Throttlerod construit (un peu dans la confidentialité) son parcours discographique comme un cheminement vers l’aboutissement stylistique, la consécration, l’album référence. Sera-ce ce Turncoat ? En tous les cas, on est heureux de les retrouver: on pensait le trio ricain perdu dans les eaux qui ont mis Small Stone, leur label, à genoux il y a une paire d’années. Tandis que le label remonte la pente, cahin-caha, Throttlerod lui est resté fidèle, et aura attendu une demi-douzaine d’années avant de donner un successeur au très bon Pig Charmer.
Musicalement, le groupe de Matt Whitehead reste sur sa voie : son stoner-metal se détache de plus en plus de ses atours sudistes, pour mieux se concentrer sur la perspective de la compo ultime. En conséquence, on retrouve sur cet album non pas une heure de bonne musique, mais plutôt douze bons titres… Nuance s’il en est en terme d’approche d’écriture, tant chaque chanson paraît ciselée, conçue comme un sous-ensemble propre, et chacune convoquant les atours stylistiques les plus efficaces… tous genres confondus ou presque ! Ce Turncoat manque singulièrement d’une trame claire : il emprunte à tant de tonalités, de styles (tous liés au metal quintessentiel) que l’on a du mal à caractériser l’empreinte du groupe. Est-ce un mal ? J’ai tendance à dire que non… tout du moins tant que la qualité des titres est de ce niveau.
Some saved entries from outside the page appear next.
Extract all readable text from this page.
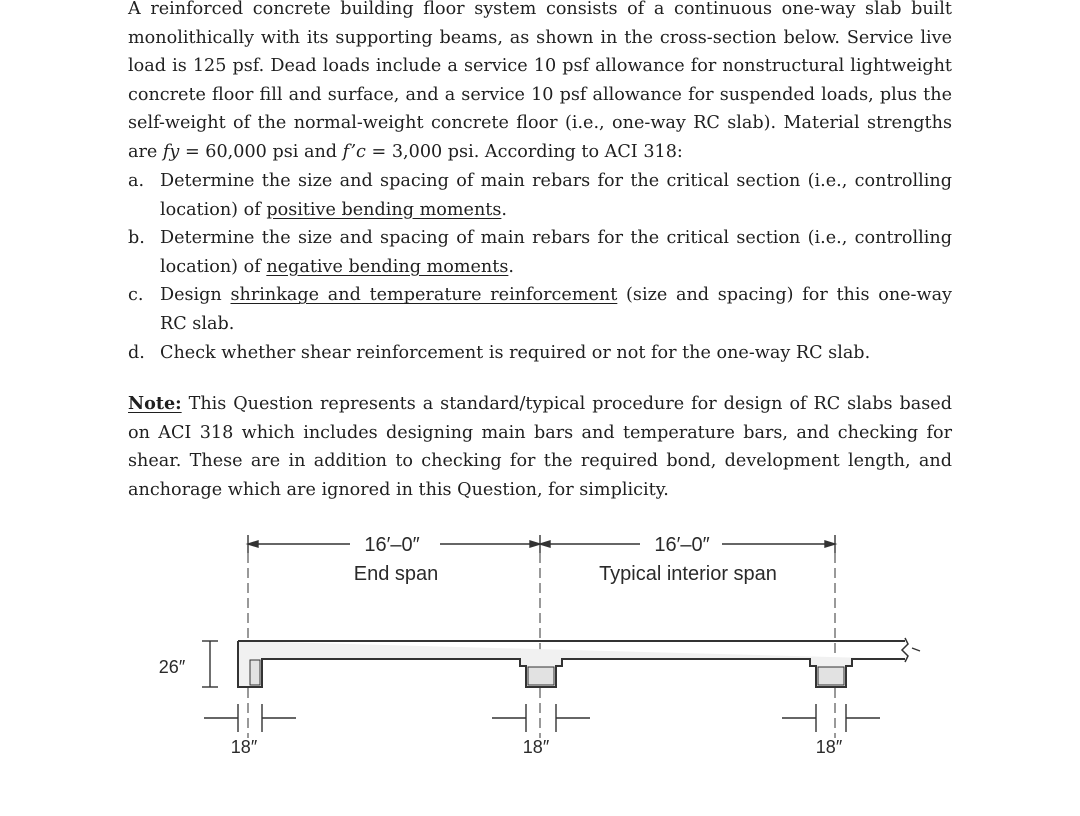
A reinforced concrete building floor system consists of a continuous one-way slab built monolithically with its supporting beams, as shown in the cross-section below. Service live load is 125 psf. Dead loads include a service 10 psf allowance for nonstructural lightweight concrete floor fill and surface, and a service 10 psf allowance for suspended loads, plus the self-weight of the normal-weight concrete floor (i.e., one-way RC slab). Material strengths are fy = 60,000 psi and f’c = 3,000 psi. According to ACI 318:
a. Determine the size and spacing of main rebars for the critical section (i.e., controlling location) of positive bending moments.
b. Determine the size and spacing of main rebars for the critical section (i.e., controlling location) of negative bending moments.
c. Design shrinkage and temperature reinforcement (size and spacing) for this one-way RC slab.
d. Check whether shear reinforcement is required or not for the one-way RC slab.
Note: This Question represents a standard/typical procedure for design of RC slabs based on ACI 318 which includes designing main bars and temperature bars, and checking for shear. These are in addition to checking for the required bond, development length, and anchorage which are ignored in this Question, for simplicity.
16′–0″
End span
16′–0″
Typical interior span
26″
18″	18″	18″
Il n’empêche, quand vient l’inéluctable moment où l’on aimerait pouvoir raccrocher la musique du combo à du « déjà entendu », la difficulté est symptomatique : le son de basse et les plans de guitare de « Lazy Susan » empruntent directement au White Zombie du XXème siècle, le cérébral et solennel « Never was a farmer » pourra rappeler des groupes comme Channel Zero dans sa montée en puissance (et sa conclusion superbement montée en épingle force au respect en terme de composition), le vicieux « You kicked my ass at losing » est une directe émanation des groupes de power metal US, « Gainer » rappellera les excellents ASG, etc…
Et c’est comme ça tout du long ! On entend du sludge, du metal, du grunge, du noise, du neo … Mais toujours à bon escient, sans lourdeur, avec talent et efficacité. Et mélodiquement, on est clairement dans le haut du panier. Alors non, toujours pas : Turncoat n’est pas l’album « sommet » attendu de la part des excellents Throttlerod, la faute justement à ce jeu de piste qui peut perdre l’auditeur dans certains cas. Il n’empêche que le talent développé par ces trois musiciens, musicalement et en terme d’écriture, force le respect. Et en cela notamment, Turncoat est un très bon album.